Im fernen Washington stehen diese Sorgen nicht ganz oben. Die
Senatoren um den republikanischen Mehrheitsführer Mitch McConnell
wollen mit aller Macht ein Gesetz durchpeitschen. McConnell wisse
wohl, dass er scheitern kann. Er wolle sich aber nicht nachsagen
lassen, es nicht noch einmal versucht zu haben, wird kolportiert. So
groß ist der Druck auf die Parlamentarier in der Hauptstadt geworden.
Acht Monate Donald Trump - und immer noch kein wesentliches Vorhaben
in ein Gesetz gegossen. Das ist fast ein Negativrekord, zumal die
Republikaner die Mehrheit in beiden Kammern halten.

Hinzu kommt, dass Trump selbst mit einem geschickten Schachzug den
Druck erhöht hat. Als die in sich völlig zerstrittenen Republikaner
bei der Diskussion um die Schuldenobergrenze nicht zu Potte kamen,
holte der Präsident in einem Überraschungscoup die oppositionellen
Demokraten ins Boot und stellte so eine Mehrheit her. Die alten
Politfüchse in Senat und Abgeordnetenhaus standen im Regen.

Die Umfragewerte der Parlamentarier, von denen viele 2018 zur Neuwahl
anstehen, sind noch schlechter als die von Trump . Die hatten sich
zuletzt zwar ganz leicht erholt, sind jedoch noch immer extrem
schwach. Ausgerechnet von den Demokraten gefoppt worden zu sein, die
bis dahin eher glücklos gegen einen schwachen Trump agiert hatten,
schmerzt die Republikaner doppelt.

So scheint es für viele in der republikanischen Partei schon fast
egal, was in dem Gesetz steht - wenn es denn nur eine Mehrheit fände
und endlich ein Arbeitsnachweis geführt werden könnten. Donald Trump
stellte sich hinter den Vorschlag. Er sei «great», twitterte der
Präsident - was auch sonst.

Die Autoren des Entwurfes, Lindsey Graham und Bill Cassidy, sollen
nach Medienberichten schon bereit sein, Zugeständnisse zu machen.
Ausnahmeregelungen für Alaska seien im Gespräch, so dass die Menschen
dort zumindest ihre Steuerfreibeträge aus «Obamacare» behalten
können. Auf diese Weise will man Lisa Murkowski und auch ihren
Kollegen Dan Sullivan doch noch ins Boot holen.

Doch das Eis ist dünn - Senatoren anderer Staaten könnten sofort
Lunte riechen und ihrerseits Sonderwünsche anmelden.
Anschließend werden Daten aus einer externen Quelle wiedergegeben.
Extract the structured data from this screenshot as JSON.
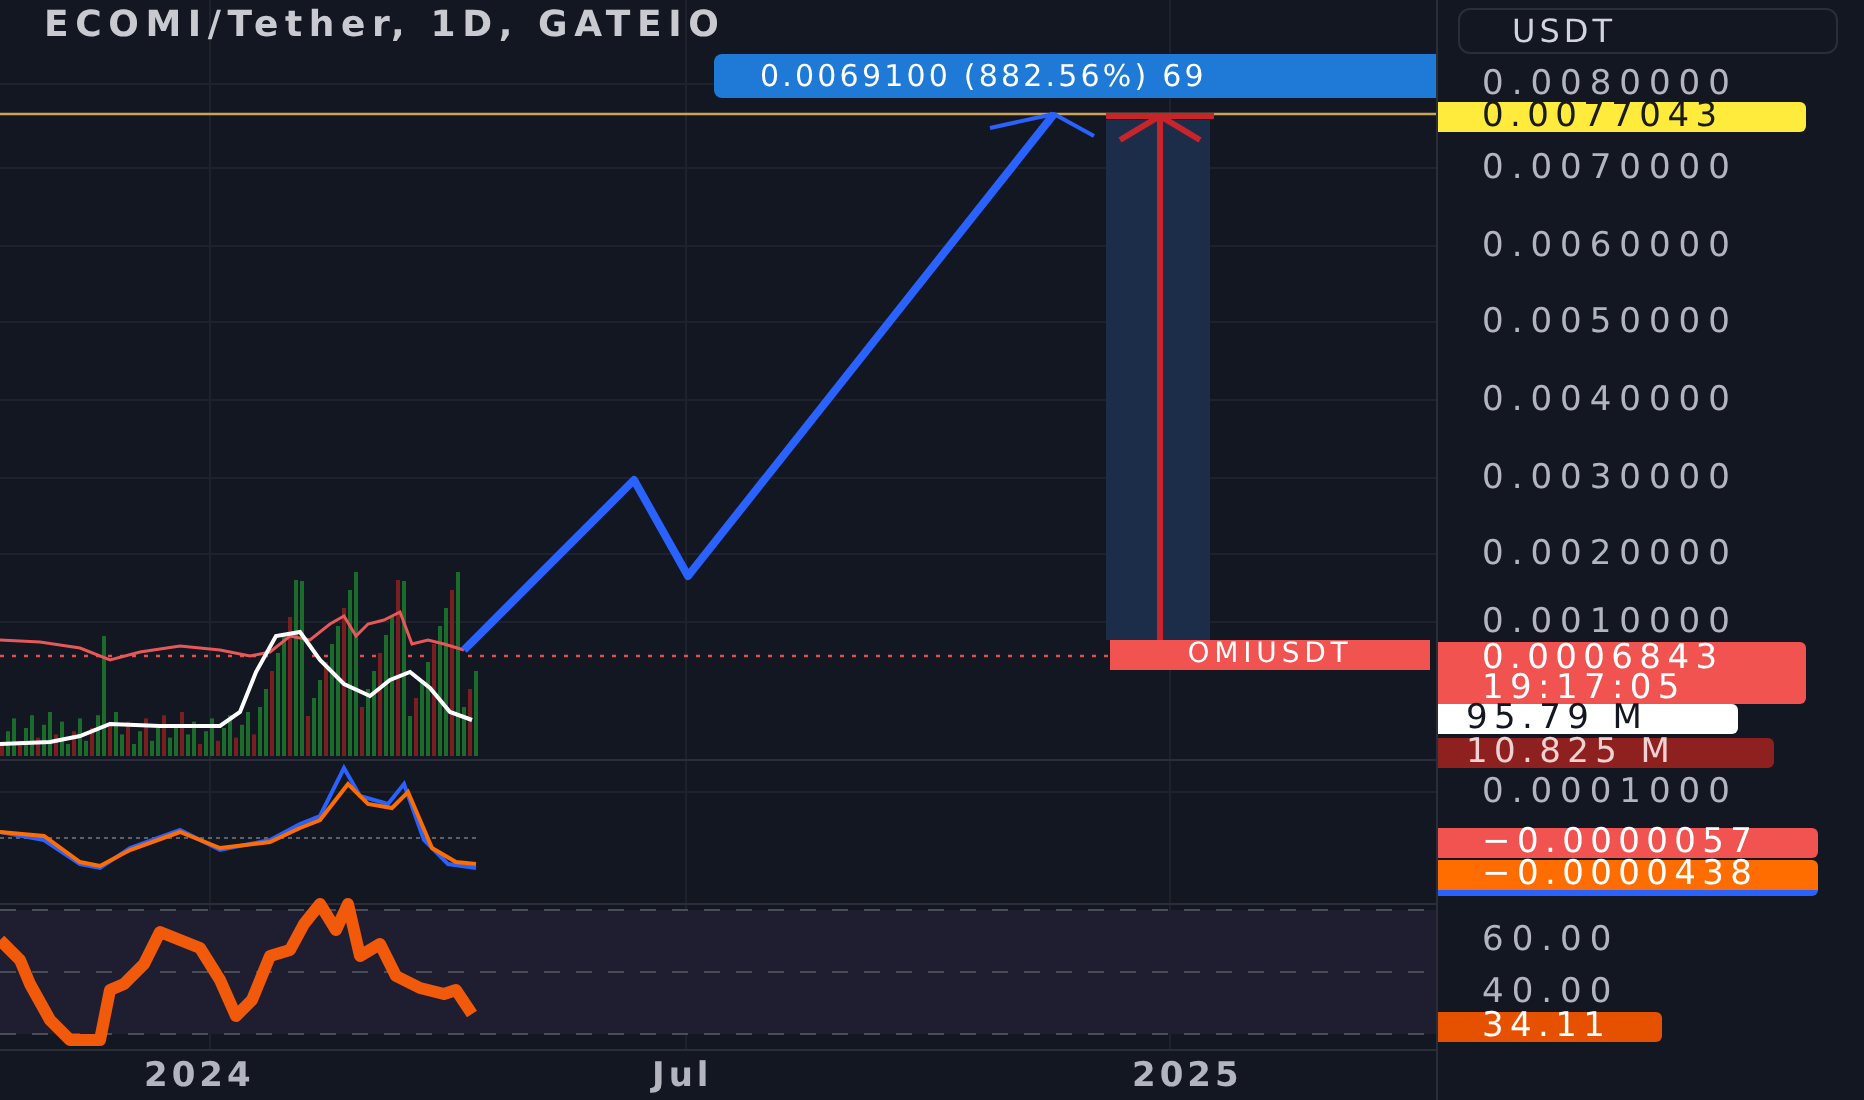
{
  "title": "ECOMI/Tether, 1D, GATEIO",
  "currency": "USDT",
  "measure_label": "0.0069100 (882.56%) 69",
  "symbol_tag": "OMIUSDT",
  "price_ticks": [
    "0.0080000",
    "0.0070000",
    "0.0060000",
    "0.0050000",
    "0.0040000",
    "0.0030000",
    "0.0020000",
    "0.0010000",
    "0.0001000"
  ],
  "tags": [
    {
      "kind": "target",
      "text": "0.0077043"
    },
    {
      "kind": "last",
      "text": "0.0006843",
      "sub": "19:17:05"
    },
    {
      "kind": "volume",
      "text": "95.79 M"
    },
    {
      "kind": "volume-ma",
      "text": "10.825 M"
    },
    {
      "kind": "macd",
      "text": "−0.0000057"
    },
    {
      "kind": "signal",
      "text": "−0.0000438"
    },
    {
      "kind": "rsi",
      "text": "34.11"
    }
  ],
  "rsi_ticks": [
    "60.00",
    "40.00"
  ],
  "time_ticks": [
    "2024",
    "Jul",
    "2025"
  ]
}
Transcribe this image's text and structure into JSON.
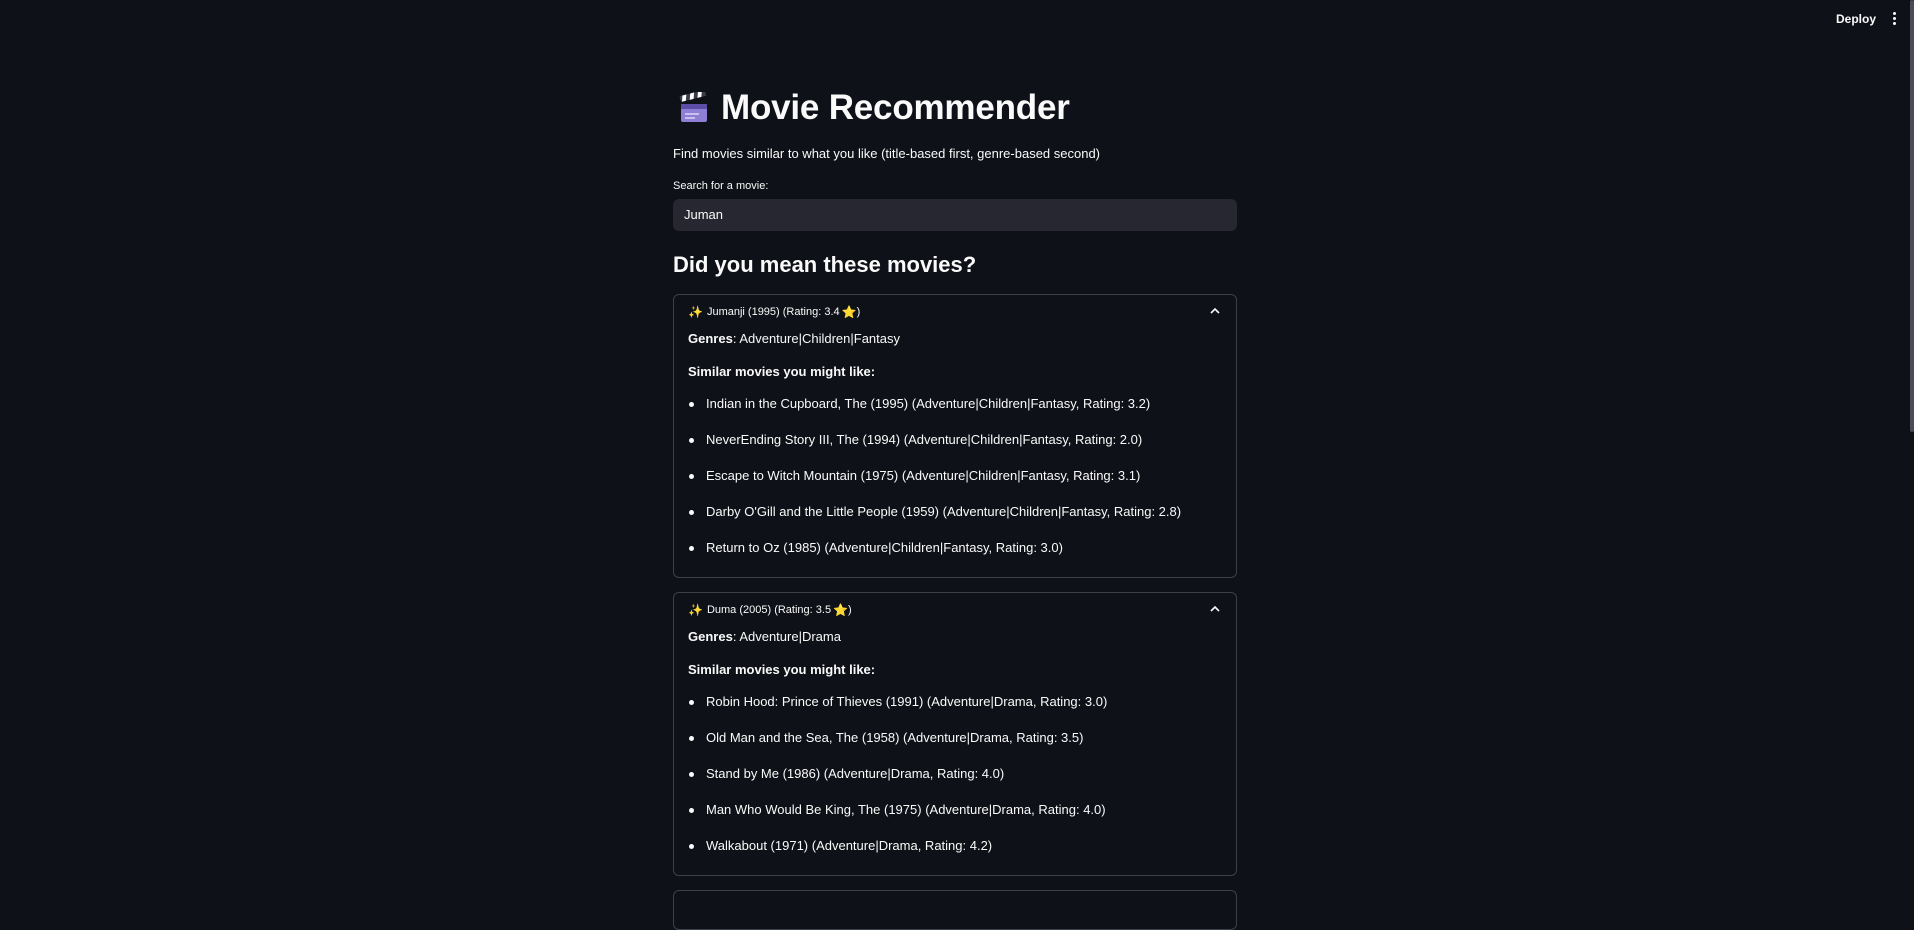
{
  "header": {
    "deploy_label": "Deploy"
  },
  "app": {
    "title": "Movie Recommender",
    "subtitle": "Find movies similar to what you like (title-based first, genre-based second)",
    "search_label": "Search for a movie:",
    "search_value": "Juman",
    "results_heading": "Did you mean these movies?"
  },
  "results": [
    {
      "header": "Jumanji (1995) (Rating: 3.4",
      "genres_label": "Genres",
      "genres": ": Adventure|Children|Fantasy",
      "similar_heading": "Similar movies you might like:",
      "similar": [
        "Indian in the Cupboard, The (1995) (Adventure|Children|Fantasy, Rating: 3.2)",
        "NeverEnding Story III, The (1994) (Adventure|Children|Fantasy, Rating: 2.0)",
        "Escape to Witch Mountain (1975) (Adventure|Children|Fantasy, Rating: 3.1)",
        "Darby O'Gill and the Little People (1959) (Adventure|Children|Fantasy, Rating: 2.8)",
        "Return to Oz (1985) (Adventure|Children|Fantasy, Rating: 3.0)"
      ]
    },
    {
      "header": "Duma (2005) (Rating: 3.5",
      "genres_label": "Genres",
      "genres": ": Adventure|Drama",
      "similar_heading": "Similar movies you might like:",
      "similar": [
        "Robin Hood: Prince of Thieves (1991) (Adventure|Drama, Rating: 3.0)",
        "Old Man and the Sea, The (1958) (Adventure|Drama, Rating: 3.5)",
        "Stand by Me (1986) (Adventure|Drama, Rating: 4.0)",
        "Man Who Would Be King, The (1975) (Adventure|Drama, Rating: 4.0)",
        "Walkabout (1971) (Adventure|Drama, Rating: 4.2)"
      ]
    }
  ],
  "icons": {
    "title_icon": "clapper-board-icon",
    "expander_prefix": "sparkles-icon",
    "rating_suffix": "star-icon",
    "expander_toggle": "chevron-up-icon",
    "menu": "kebab-menu-icon"
  },
  "colors": {
    "background": "#0e1117",
    "input_background": "#262730",
    "border": "#3d404a",
    "accent_star": "#f7c843"
  }
}
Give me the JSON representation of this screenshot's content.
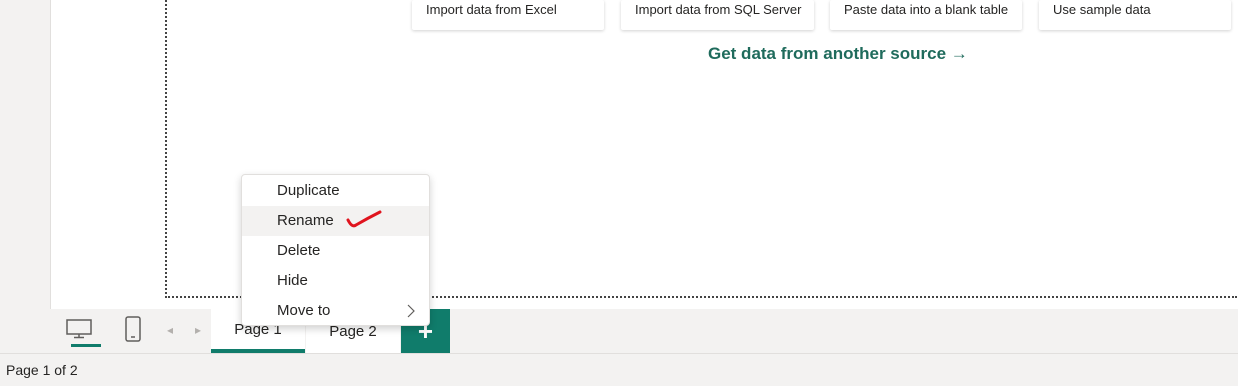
{
  "get_data": {
    "cards": [
      {
        "label": "Import data from Excel"
      },
      {
        "label": "Import data from SQL Server"
      },
      {
        "label": "Paste data into a blank table"
      },
      {
        "label": "Use sample data"
      }
    ],
    "more_link": "Get data from another source →"
  },
  "context_menu": {
    "items": [
      {
        "label": "Duplicate"
      },
      {
        "label": "Rename"
      },
      {
        "label": "Delete"
      },
      {
        "label": "Hide"
      },
      {
        "label": "Move to"
      }
    ],
    "submenu_arrow": ">"
  },
  "tab_bar": {
    "views": [
      {
        "icon": "desktop-view-icon",
        "active": true
      },
      {
        "icon": "mobile-view-icon",
        "active": false
      }
    ],
    "prev_arrow": "◂",
    "next_arrow": "▸",
    "pages": [
      {
        "label": "Page 1",
        "active": true
      },
      {
        "label": "Page 2",
        "active": false
      }
    ],
    "add_label": "+"
  },
  "status_bar": {
    "page_indicator": "Page 1 of 2"
  },
  "colors": {
    "accent": "#107c6b",
    "link": "#1f6b5c",
    "annotation": "#e0141e"
  }
}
Dann wäre das
Gesetz praktisch implodiert, bevor es überhaupt zur Abstimmung kommt.
Donald Trump und seine Republikaner stünden dann wieder ohne Erfolg
da. Für die Menschen im fernen Alaska wäre dann zwar das Schlimmste
abgewendet, aber auch nichts gewonnen. «Obamacare» ächzt an allen
Ecken und Enden, die Versicherer reagieren mit drastischen
Prämien-Erhöhungen. Dass es in der Zukunft zu einem
parteiübergreifenden Kompromiss kommt, bei dem beide Seiten ihr
Gesicht wahren können, steht derzeit nicht in Aussicht.